During my recent pilgrimage to Patmos, on my way back through Kalymnos, I venerated the incorrupt relics of an amazing ascetic and Saint of the “latter days”, our Holy Father Savvas the New of Kalymnos. I even spoke to people whose parents confessed to him and remember with tears his love, compassion and angelic purity.
I would like to share here two episodes from his life
which made a big impression on me (recorded in the monastery’s edition of his
life):
In Athens he
met the acolyte of Saint Nektarios, who informed him that Saint Nektarios was
looking for him. Based on this fact, it is assumed that the two saints had met
before; in fact, most biographers agree that St Savvas was St. Nektarios’
spiritual child. Therefore, he went from Athens to Aegina in 1919, where he was
with Saint Nektarios until he reposed. There he served as a priest in the
Convent of the Holy Trinity. He taught the nuns iconography and ecclesiastical
music. Upon the repose of Saint Nektarios in 1920, Savas witnessed the first
miracle of the Saint when, after his repose, St. Nektarios leaned over so that
St. Savas could attire him with his epitrahelion [ie. stole], and then the
Saint returned back to his previous rigour mortis (ie. postmortem rigidity).
St. Savas performed the funeral and for the first three nights he continued his
communication with St. Nektarios over his grave, asking him a number of
questions and listening to his answers! St. Savvas’ biographers have recorded
those facts from first-hand witnesses and the stunned nuns’ testimonies.
Then, St. Savas enclosed himself in a cell for forty
days where he lived in strict prayer and fasting, and emerged holding an icon
of Saint Nektarios he had painted, which was the first icon of the Saint to
exist. He gave the icon to the abbess ordering her to offer to the faithful for
veneration. The abbess told him that this was not possible, as St Nektarios had
not been yet officially canonised despite his numerous miracles from the very
first moment of his repose and that such an action was not prudent and might get
them in trouble with the ecclesiastical authorities and even cause the shutting
down of the monastery. But St. Savas insisted that “You must obey. Take this
icon and offer it for veneration and do not scrutinise God’s Ways”.
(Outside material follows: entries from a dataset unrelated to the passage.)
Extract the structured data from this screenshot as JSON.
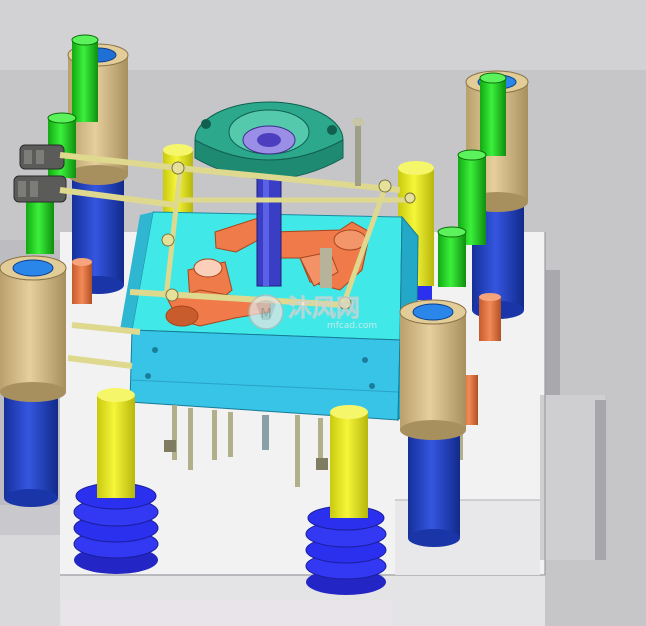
{
  "viewport": {
    "name": "cad-3d-viewport",
    "background": "#c6c6c9",
    "colors": {
      "base_top": "#f4f4f5",
      "base_front": "#e1e1e4",
      "base_side": "#b7b7bb",
      "mold_top": "#3fe8e6",
      "mold_front": "#37c3e6",
      "mold_side": "#21a8c6",
      "part_orange": "#f07a49",
      "sprue_green": "#2aa88b",
      "guide_post_blue": "#1f3fc4",
      "guide_bushing_tan": "#d8bd86",
      "cap_screw_green": "#1fd51f",
      "pillar_yellow": "#e7e71d",
      "spring_blue": "#2a30ee",
      "pin_gray": "#9f9f87"
    },
    "icons": [
      "watermark-logo-icon"
    ]
  },
  "watermark": {
    "text": "沐风网",
    "url": "mfcad.com"
  }
}
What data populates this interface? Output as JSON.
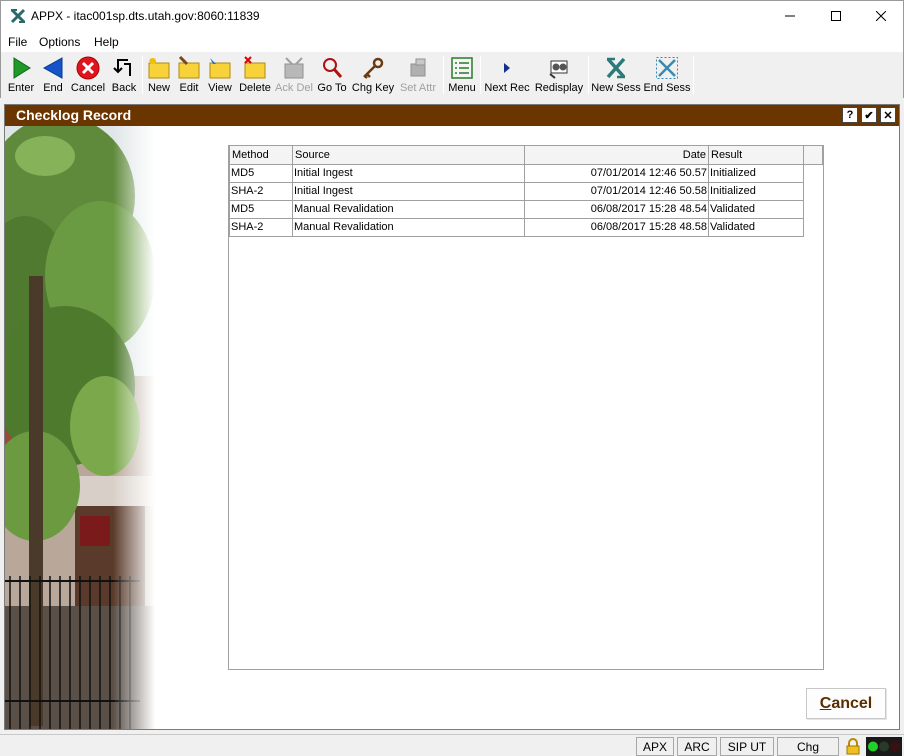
{
  "window": {
    "title": "APPX - itac001sp.dts.utah.gov:8060:11839"
  },
  "menu": [
    "File",
    "Options",
    "Help"
  ],
  "toolbar": {
    "enter": "Enter",
    "end": "End",
    "cancel": "Cancel",
    "back": "Back",
    "new": "New",
    "edit": "Edit",
    "view": "View",
    "delete": "Delete",
    "ack_del": "Ack Del",
    "go_to": "Go To",
    "chg_key": "Chg Key",
    "set_attr": "Set Attr",
    "menu": "Menu",
    "next_rec": "Next Rec",
    "redisplay": "Redisplay",
    "new_sess": "New Sess",
    "end_sess": "End Sess"
  },
  "panel": {
    "title": "Checklog Record",
    "help_btn": "?",
    "ok_btn": "✔",
    "close_btn": "✕"
  },
  "table": {
    "headers": [
      "Method",
      "Source",
      "Date",
      "Result"
    ],
    "rows": [
      [
        "MD5",
        "Initial Ingest",
        "07/01/2014 12:46 50.57",
        "Initialized"
      ],
      [
        "SHA-2",
        "Initial Ingest",
        "07/01/2014 12:46 50.58",
        "Initialized"
      ],
      [
        "MD5",
        "Manual Revalidation",
        "06/08/2017 15:28 48.54",
        "Validated"
      ],
      [
        "SHA-2",
        "Manual Revalidation",
        "06/08/2017 15:28 48.58",
        "Validated"
      ]
    ]
  },
  "cancel_button": {
    "first_letter": "C",
    "rest": "ancel"
  },
  "status": [
    "APX",
    "ARC",
    "SIP UT",
    "Chg"
  ],
  "colors": {
    "header": "#6b3500",
    "accent": "#5a2d00"
  }
}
The second episode too happened again in Aegina. A
young nun, Nektaria, wanted to see for one last time the face of St. Nektarios
after his repose and started digging stealthily his tomb. The other nuns caught
her in the act and reported her to the Abbess. She rebuked her and then sent
her to St. Savas. He too rebuked her sternly and told her that her action was
called grave-robbing and she should not receive Holy Communion until Holy Thursday.
The young nun started to cry and beg for forgiveness, telling St. Savas that
she did not know that what she had been doing was wrong and sinful. As soon as
she left St. Savas’ cell, St. Nektarios appeared to St. Savas, smiling, and told him: “Elder, forgive her. She is
very young. She didn’t know, she didn’t know that this was a sin. Offer her
Holy Communion on Holy Thursday. Actually, offer her Holy Communion before Holy
Thursday. Did you hear, Elder? Have mercy on her. She did not know. Did you hear? Thank you.”
This angel on earth and a human in heaven was born in
1862 Herakleitsa, Eastern Thrace, Ottoman Empire and reposed in our Lord on 7
April 1947 (aged 85). He lived as a monastic and practiced the arts of
Iconography and Ecclesiastical Music in the Saint Anna’s Skete (Mount Athos),
the historic Monastery of Saint George Chozeba, the Convent of the Holy Trinity
(Aegina), the monastery of St John the theologian and Evangelist (Patmos) and
the Convent of All Saints (Kalymnos) and a number of caves and hermitages all
over the world. His feast day is 7 April
(25 March), The Fifth Sunday in Lent and was canonised in 1992.